Pour avoir une idée du désastre que cette accoutumance engendra, il faut s’imaginer une société où plus des trois quarts de la population, toutes classes confondues, serait héroïnomane. Les pays riches ressemblaient à de vieilles bâtisses rongées par les termites, dont les murs ne tenaient plus que par la peinture. Il ne fallut pas attendre longtemps pour que le système s’effondre. Les gens ne s’aperçurent de rien au début. Lorsque les signes de la décadence étaient devenus évidents, il était déjà trop tard.

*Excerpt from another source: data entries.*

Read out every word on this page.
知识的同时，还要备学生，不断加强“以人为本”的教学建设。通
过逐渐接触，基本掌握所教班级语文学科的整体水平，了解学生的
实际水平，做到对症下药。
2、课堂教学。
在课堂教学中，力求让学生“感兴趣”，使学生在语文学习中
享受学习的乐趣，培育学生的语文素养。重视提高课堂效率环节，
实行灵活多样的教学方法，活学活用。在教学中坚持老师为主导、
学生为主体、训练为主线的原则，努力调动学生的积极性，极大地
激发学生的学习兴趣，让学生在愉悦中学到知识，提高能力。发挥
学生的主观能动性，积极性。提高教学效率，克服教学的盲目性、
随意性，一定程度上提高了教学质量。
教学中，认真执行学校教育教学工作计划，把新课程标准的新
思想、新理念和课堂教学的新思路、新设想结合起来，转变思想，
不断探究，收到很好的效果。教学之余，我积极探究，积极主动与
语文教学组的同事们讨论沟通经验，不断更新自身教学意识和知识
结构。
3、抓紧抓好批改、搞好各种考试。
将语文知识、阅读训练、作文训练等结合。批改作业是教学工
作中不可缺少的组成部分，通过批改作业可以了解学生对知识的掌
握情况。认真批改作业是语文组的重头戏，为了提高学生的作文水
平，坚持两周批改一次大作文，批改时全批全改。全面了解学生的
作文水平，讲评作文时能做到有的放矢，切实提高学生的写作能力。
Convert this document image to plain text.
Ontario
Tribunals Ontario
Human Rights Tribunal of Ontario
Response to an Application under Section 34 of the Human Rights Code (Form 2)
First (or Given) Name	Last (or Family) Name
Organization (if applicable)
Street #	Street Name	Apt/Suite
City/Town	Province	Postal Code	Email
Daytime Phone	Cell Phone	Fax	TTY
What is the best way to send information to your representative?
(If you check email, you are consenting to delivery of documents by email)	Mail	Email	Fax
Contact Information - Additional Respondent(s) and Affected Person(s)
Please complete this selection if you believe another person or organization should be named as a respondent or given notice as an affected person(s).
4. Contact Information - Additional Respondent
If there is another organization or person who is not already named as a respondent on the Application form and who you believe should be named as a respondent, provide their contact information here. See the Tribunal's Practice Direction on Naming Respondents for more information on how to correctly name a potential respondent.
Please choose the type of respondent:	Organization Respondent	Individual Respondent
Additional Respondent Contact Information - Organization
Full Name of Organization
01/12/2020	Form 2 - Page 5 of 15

Devant la catastrophe humanitaire que cela engendra, les pays pauvres, qui n’avaient pas encore été touchés par cette mode, furent effrayés et décidèrent d’interdire la VCR.
Mais il était déjà trop tard pour les peuples victimes de ce fléau. Le monde assista donc, impuissant, à l’effondrement de dizaines de nations.

Les pays riches connurent leur apogée en 2070, avant de sombrer dans la décadence, à l’instar de l’Empire Romain, plusieurs siècles auparavant. Les cartes de l’ordre mondial furent une fois de plus redistribuées.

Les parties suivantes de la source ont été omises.